In fact, Kurtis has nothing but respect for his older brother. “I feel the best rider in GPs is Little Kenny,” he says. “I’d rather watch Kenny ride a motorcycle on any day of the week than anyone else in the world. When I was little, I loved watching my dad. To me, there is no one as smooth as Little Kenny, even when he’s the fastest guy on the racetrack by 2 seconds. He always looks so effortless and fluid. I feel bad for him because he’s never been given the credit due him.” Kurtis is intelligent, and an engaging conversationalist. He was a good student, but never won the hearts of his teachers. “I was racing in Spain a lot, maybe three weeks at a time-half the school year,” he says. “I enjoyed some of the subjects, such as History. But I hated homework. One quarter, I didn’t turn in a single assignment. Going into the final, I had a 7 percent. But I got a 98 on the final. That upset my teachers, but at the same time, it got me out of a lot of stuff because they knew that I understood the information.” Roberts never pursued a college degree, but he may one day return to academia. Partly at the prodding of others, he has even expressed interest in law school. “It probably comes from arguing with a teacher about something, trying to get a grade I probably shouldn’t have gotten,” he says, only half-joking. “But I can always go to college. There’s no age limit on that.
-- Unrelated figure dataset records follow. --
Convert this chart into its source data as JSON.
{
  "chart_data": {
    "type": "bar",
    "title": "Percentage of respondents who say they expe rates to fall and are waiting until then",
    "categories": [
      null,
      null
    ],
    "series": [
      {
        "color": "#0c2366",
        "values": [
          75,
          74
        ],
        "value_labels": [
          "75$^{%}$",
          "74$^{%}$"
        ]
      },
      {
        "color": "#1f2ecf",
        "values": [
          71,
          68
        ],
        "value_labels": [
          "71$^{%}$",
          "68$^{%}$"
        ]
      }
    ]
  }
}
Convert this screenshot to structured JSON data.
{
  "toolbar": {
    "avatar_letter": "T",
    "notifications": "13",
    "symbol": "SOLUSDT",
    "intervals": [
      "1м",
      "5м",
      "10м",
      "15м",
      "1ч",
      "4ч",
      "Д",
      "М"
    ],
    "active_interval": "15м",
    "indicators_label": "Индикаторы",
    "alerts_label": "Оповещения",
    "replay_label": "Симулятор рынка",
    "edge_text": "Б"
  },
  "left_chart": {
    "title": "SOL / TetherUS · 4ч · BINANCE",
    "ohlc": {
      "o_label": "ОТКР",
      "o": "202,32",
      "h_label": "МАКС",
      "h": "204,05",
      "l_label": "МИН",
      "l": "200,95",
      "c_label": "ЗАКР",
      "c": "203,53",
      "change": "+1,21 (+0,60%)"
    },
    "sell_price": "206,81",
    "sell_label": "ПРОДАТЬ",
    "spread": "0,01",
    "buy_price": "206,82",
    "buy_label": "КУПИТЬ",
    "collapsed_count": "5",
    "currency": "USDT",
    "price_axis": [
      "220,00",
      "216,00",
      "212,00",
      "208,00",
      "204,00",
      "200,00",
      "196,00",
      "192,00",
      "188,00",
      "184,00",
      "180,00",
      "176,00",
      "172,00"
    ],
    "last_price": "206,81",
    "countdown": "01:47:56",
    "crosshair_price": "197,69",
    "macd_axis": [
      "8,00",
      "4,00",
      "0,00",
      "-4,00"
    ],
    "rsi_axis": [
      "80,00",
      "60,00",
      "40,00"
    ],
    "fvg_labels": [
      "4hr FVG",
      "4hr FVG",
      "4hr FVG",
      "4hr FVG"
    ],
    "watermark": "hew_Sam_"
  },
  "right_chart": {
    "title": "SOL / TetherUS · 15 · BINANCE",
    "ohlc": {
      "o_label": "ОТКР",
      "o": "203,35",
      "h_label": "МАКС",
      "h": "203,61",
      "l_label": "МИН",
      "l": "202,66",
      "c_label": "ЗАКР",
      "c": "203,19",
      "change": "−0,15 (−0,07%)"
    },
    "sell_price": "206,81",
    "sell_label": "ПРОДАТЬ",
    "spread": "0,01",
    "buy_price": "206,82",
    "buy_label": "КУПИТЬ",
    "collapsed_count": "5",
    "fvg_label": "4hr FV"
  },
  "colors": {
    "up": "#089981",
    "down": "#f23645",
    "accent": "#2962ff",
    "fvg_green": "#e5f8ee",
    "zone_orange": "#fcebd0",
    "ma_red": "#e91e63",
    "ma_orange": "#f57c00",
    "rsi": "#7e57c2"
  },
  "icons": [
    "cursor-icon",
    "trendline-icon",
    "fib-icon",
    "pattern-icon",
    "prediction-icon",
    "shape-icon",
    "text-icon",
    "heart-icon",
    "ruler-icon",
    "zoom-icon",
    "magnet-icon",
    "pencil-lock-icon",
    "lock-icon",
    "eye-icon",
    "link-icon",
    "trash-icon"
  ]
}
Right now, I need to do this.”

Taking the fledgling Proton to new heights will be no small task. Not just for Roberts as a rider, but for the 50-odd employees of his father’s U.K.-based GP Motorsports. With six Hondas and four Ducatis in the field, just cracking the top 10 will be a victory.

“My dad’s team could make a bike that’s better than a Honda,” Roberts says emphatically. “But they’re so small compared to Honda, and they have to develop and race at the same time. Honda doesn’t have to do that.”

No one knows that better than Roberts Sr. “From where we started, with the budget we had, to make something from nothing in a year-the first time the bike ever saw a racetrack was in practice for the French Grand Prix-we’ve come a long way.

“We don’t have 10 engineers on every aspect of the motor,” he adds. “Six or seven people put this thing together, had it manufactured and brought it to a racetrack. The bike will probably be 90 percent different this year. We’re keeping the vee angle, but the rest of it will be different.”

Despite the disparity in horsepower and top speed with the Hondas and Ducatis and Yamahas, despite constantly leap-frogging technology, despite unknowns with tires, Kurtis remains encouraged. “I want to do the best I can,” he says simply.